The unemployment rate fell from 3.5% to 3.4% (correcting an error from this morning), the lowest in over 53 years, in part due to an increase in the labor force.
Wage growth moderated from 4.8% y/y to 4.4%, the lowest in 18 months.
This is the conundrum in the report - wage growth is cooling despite a red-hot labor market. That’s not supposed to happen. When demand for an item goes up and supply goes down, the price should rise (think eggs). In the labor market, the statistics show demand has far outstripped supply, and yet growth in the price of labor, and wages, is slowing.
So how could that happen? There could be a behavioral dynamic under the surface which isn’t caught by theories in the short term. First, there appears to be less job security in the economy as layoffs are spreading and quits are falling. Perhaps that’s drawing people back into the labor force. And now, employers are getting the upper hand on job applicants who had previously been so demanding. Employers are hiring more people, but can now make job offers at pay increases less than previously expected. I can’t prove it, but there is anecdotal evidence to support the idea.

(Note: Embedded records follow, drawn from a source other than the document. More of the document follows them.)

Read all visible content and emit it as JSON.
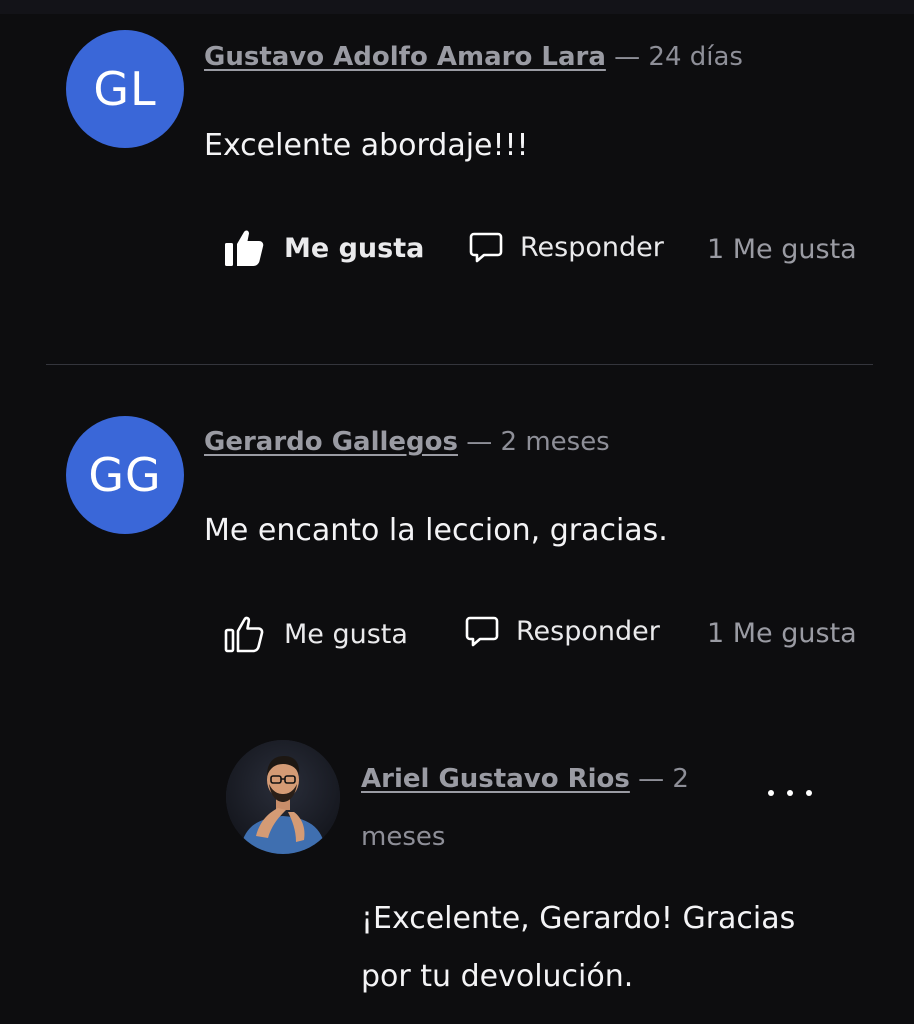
{
  "comments": [
    {
      "initials": "GL",
      "author": "Gustavo Adolfo Amaro Lara",
      "time": " — 24 días",
      "text": "Excelente abordaje!!!",
      "like_label": "Me gusta",
      "reply_label": "Responder",
      "likes_count": "1 Me gusta",
      "liked": true
    },
    {
      "initials": "GG",
      "author": "Gerardo Gallegos",
      "time": " — 2 meses",
      "text": "Me encanto la leccion, gracias.",
      "like_label": "Me gusta",
      "reply_label": "Responder",
      "likes_count": "1 Me gusta",
      "liked": false,
      "replies": [
        {
          "author": "Ariel Gustavo Rios",
          "time": " — 2 meses",
          "text": "¡Excelente, Gerardo! Gracias por tu devolución."
        }
      ]
    }
  ],
  "colors": {
    "background": "#0d0d0f",
    "avatar": "#3a67d8",
    "muted": "#9a9ba3",
    "text": "#f4f4f6"
  },
  "icons": {
    "like_filled": "thumbs-up-filled-icon",
    "like_outline": "thumbs-up-outline-icon",
    "reply": "speech-bubble-icon",
    "more": "more-horizontal-icon"
  }
}
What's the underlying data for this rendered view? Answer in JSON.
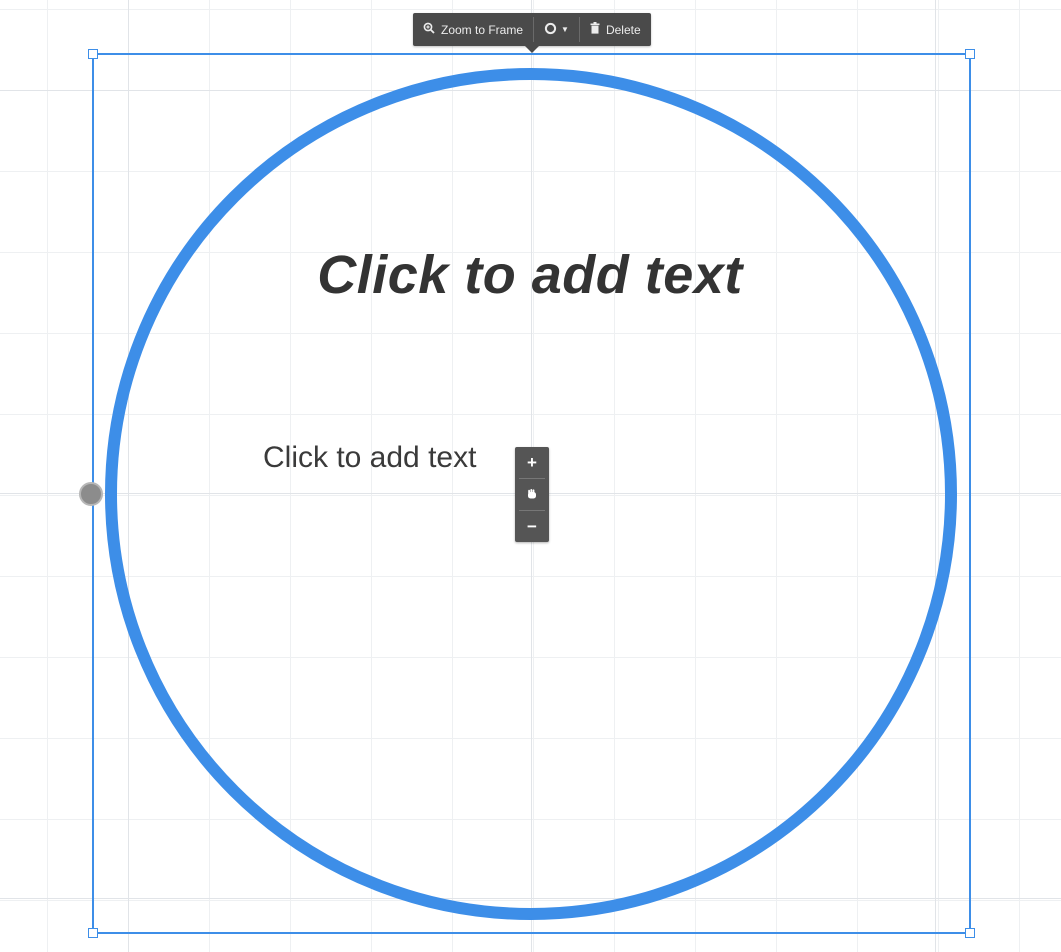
{
  "toolbar": {
    "zoom_to_frame_label": "Zoom to Frame",
    "zoom_icon": "zoom-magnifier-icon",
    "style_icon": "circle-style-icon",
    "dropdown_icon": "caret-down-icon",
    "delete_label": "Delete",
    "delete_icon": "trash-icon"
  },
  "canvas": {
    "title_placeholder": "Click to add text",
    "body_placeholder": "Click to add text"
  },
  "zoom_control": {
    "zoom_in_symbol": "+",
    "zoom_out_symbol": "−",
    "pan_icon": "hand-icon"
  },
  "colors": {
    "selection_accent": "#3d8ee8",
    "circle_stroke": "#3d8ee8",
    "toolbar_background": "#4a4a4a",
    "text": "#333333"
  }
}
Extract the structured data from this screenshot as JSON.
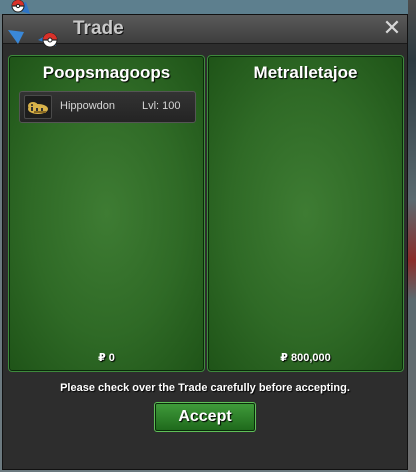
{
  "window": {
    "title": "Trade",
    "close_symbol": "✕"
  },
  "left_panel": {
    "trader_name": "Poopsmagoops",
    "items": [
      {
        "name": "Hippowdon",
        "level": "Lvl: 100",
        "icon": "hippowdon-sprite-icon"
      }
    ],
    "money": "₽ 0"
  },
  "right_panel": {
    "trader_name": "Metralletajoe",
    "items": [],
    "money": "₽ 800,000"
  },
  "footer": {
    "notice": "Please check over the Trade carefully before accepting.",
    "accept_label": "Accept"
  },
  "colors": {
    "panel_green": "#2f6a26",
    "button_green": "#2f8a2b",
    "titlebar": "#4a4a4a"
  }
}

And of course, slowing wage growth makes things even worse for consumers after inflation.
So non-farm payrolls are going through the roof and unemployment is going through the cellar.
But it’s irrational to think that data from one report from one month is so important that it outweighs everything else that is pointing to a recession. This is the list I have been giving recently: falling retail sales, shrinking real disposable personal income, slowing real consumption expenditures, consumers worrying more about the future than the present, the consumer confidence measure of jobs plentiful-hard to get having peaked, a collapsing housing market, manufacturing in recession, and of course the inverted yield curve.
However because this shocking news happened so recently, the immediacy of the report makes it seem more impactful than it probably is. The recent job report may well be an anomaly, and in any case, we expect future employment reports to be more “normal” going forward. We maintain our forecast for a relatively short and shallow recession.